An Uber driver picks up a passenger.

Image source: Uber.

Those improvements were driven by the recovery of its ride-hailing business as COVID-19 restrictions were relaxed, as well as cost-cutting measures and the divestments of several unprofitable divisions. But does Uber's updated guidance offset its other problems and make it a worthwhile investment?

How did Uber fare during the pandemic?

Uber's revenue declined 14% to $11.1 billion in 2020 as the pandemic kept people at home and away from its ride-hailing services. Its mobility (primarily ride-hailing) revenue fell 43% to $6.1 billion.

The company's delivery (Uber Eats) revenue surged 179% to $3.9 billion as more people relied on food deliveries during the pandemic, but that growth couldn't offset its loss of ride-hailing passengers.

On an adjusted EBITDA basis, Uber's mobility segment is consistently profitable, but its delivery segment isn't. The mobility segment's adjusted EBITDA fell 44% to $1.2 billion in 2020, while the delivery segment's adjusted EBITDA loss narrowed year-over-year from $1.37 billion to $873 million. The company's total adjusted EBITDA loss narrowed slightly, from $2.73 billion to $2.53 billion.

How quickly is Uber's business recovering?

In the first half of 2021, Uber's revenue rose 32% year-over-year to $6.8 billion. Its mobility revenue dipped 24% to $2.5 billion, but the business returned to growth in the second quarter. Its delivery revenue increased 162% to $3.7 billion as Uber Eats continued to expand.

The company's total number of monthly active platform customers (MAPCs), trips taken, and gross bookings also rebounded sharply in the first and second quarters of the year.


FY 2020

Q1 2021

Q2 2021


93 million

98 million

101 million

Growth (YOY)





5.03 billion

1.45 billion

1.51 billion

Growth (YOY)




Gross Bookings

$57.9 billion

$19.5 billion

$21.9 billion

Growth (YOY)




Source: Uber SEC filings. YOY = Year-over-year.

Uber notably closed its takeover of Postmates to expand Uber Eats last December, and it sold its ATG (advanced technologies group) -- which primarily developed driverless vehicles -- to Aurora for about $4 billion this January. Uber's unprofitable ATG unit reduced its adjusted EBITDA by $375 million in 2020, so the divestment helped it narrow its losses at a faster rate.

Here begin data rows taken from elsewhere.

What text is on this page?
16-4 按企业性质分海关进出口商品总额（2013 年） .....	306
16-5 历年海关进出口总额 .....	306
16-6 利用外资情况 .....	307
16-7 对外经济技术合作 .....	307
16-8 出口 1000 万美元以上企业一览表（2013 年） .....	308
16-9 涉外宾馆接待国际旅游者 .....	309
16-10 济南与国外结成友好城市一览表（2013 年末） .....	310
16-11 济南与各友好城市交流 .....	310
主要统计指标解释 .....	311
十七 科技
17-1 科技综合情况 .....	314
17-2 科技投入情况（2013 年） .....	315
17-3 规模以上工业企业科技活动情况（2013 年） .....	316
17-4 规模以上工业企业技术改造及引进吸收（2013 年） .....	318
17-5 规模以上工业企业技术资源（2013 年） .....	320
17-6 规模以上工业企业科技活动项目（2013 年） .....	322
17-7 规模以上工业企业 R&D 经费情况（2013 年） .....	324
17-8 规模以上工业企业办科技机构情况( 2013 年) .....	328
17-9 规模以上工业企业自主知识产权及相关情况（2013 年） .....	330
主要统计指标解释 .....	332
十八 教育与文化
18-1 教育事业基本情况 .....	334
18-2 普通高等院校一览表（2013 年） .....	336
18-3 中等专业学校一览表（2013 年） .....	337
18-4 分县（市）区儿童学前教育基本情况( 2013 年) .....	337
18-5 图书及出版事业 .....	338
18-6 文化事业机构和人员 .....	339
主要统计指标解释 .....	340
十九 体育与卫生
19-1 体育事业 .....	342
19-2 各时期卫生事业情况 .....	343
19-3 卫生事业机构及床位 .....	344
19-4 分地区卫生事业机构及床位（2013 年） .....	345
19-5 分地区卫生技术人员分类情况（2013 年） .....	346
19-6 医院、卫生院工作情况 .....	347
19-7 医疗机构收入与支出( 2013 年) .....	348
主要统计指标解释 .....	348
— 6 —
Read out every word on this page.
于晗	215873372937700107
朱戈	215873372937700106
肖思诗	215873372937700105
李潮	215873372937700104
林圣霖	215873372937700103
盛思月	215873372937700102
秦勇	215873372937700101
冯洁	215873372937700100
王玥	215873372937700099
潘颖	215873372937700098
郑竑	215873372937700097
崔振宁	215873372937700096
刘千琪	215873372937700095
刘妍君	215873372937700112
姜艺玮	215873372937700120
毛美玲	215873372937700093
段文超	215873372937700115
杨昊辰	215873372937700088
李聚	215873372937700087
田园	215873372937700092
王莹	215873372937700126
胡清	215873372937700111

Uber's adjusted EBITDA loss narrowed year-over-year, from $1.4 billion to $868 million, in the first half of 2021. The mobility segment's adjusted EBITDA declined 24% to $477 million, but the delivery segment narrowed its adjusted EBITDA loss from $545 million to $361 million.

Uber expects its recovery to continue (but roadblocks remain)

Uber's guidance for the third quarter implies its gross bookings will increase 55%-57% year-over-year.

Its adjusted EBITDA outlook also indicates its mobility business will regain its pricing power as the pandemic passes and more people hail rides again. Uber's rival Lyft (LYFT -2.36%) also posted its first adjusted EBITDA profit in August, so the ride-hailing market is clearly heating up again.

Wall Street expects Uber's revenue to rise 45% this year and 41% next year, and for its GAAP losses to narrow in both years. Based on those estimates, its stock trades at just 5.2 this year's sales. Lyft, which is growing at a slightly slower rate than Uber, trades at 5.5 times this year's sales.

Uber's stock looks cheap, but it still faces two potential roadblocks. First, a California judge recently struck down Proposition 22, a controversial ballot initiative that exempted Uber, Lyft, and other platforms from classifying their drivers as full-time employees. Uber is appealing the ruling, but it could be forced to either comply with the new rules or leave California.

Second, the Delta variant's spread across the U.S. and other countries could halt Uber's recovery. If new COVID-19 restrictions are implemented, Uber's rosy expectations for the rest of 2021 could crumble.

Is Uber worth buying?

Uber's business is recovering and its stock looks undervalued, but it still faces too many unpredictable headwinds. I'd rather pay a premium for other growth stocks than roll the dice on Uber right now.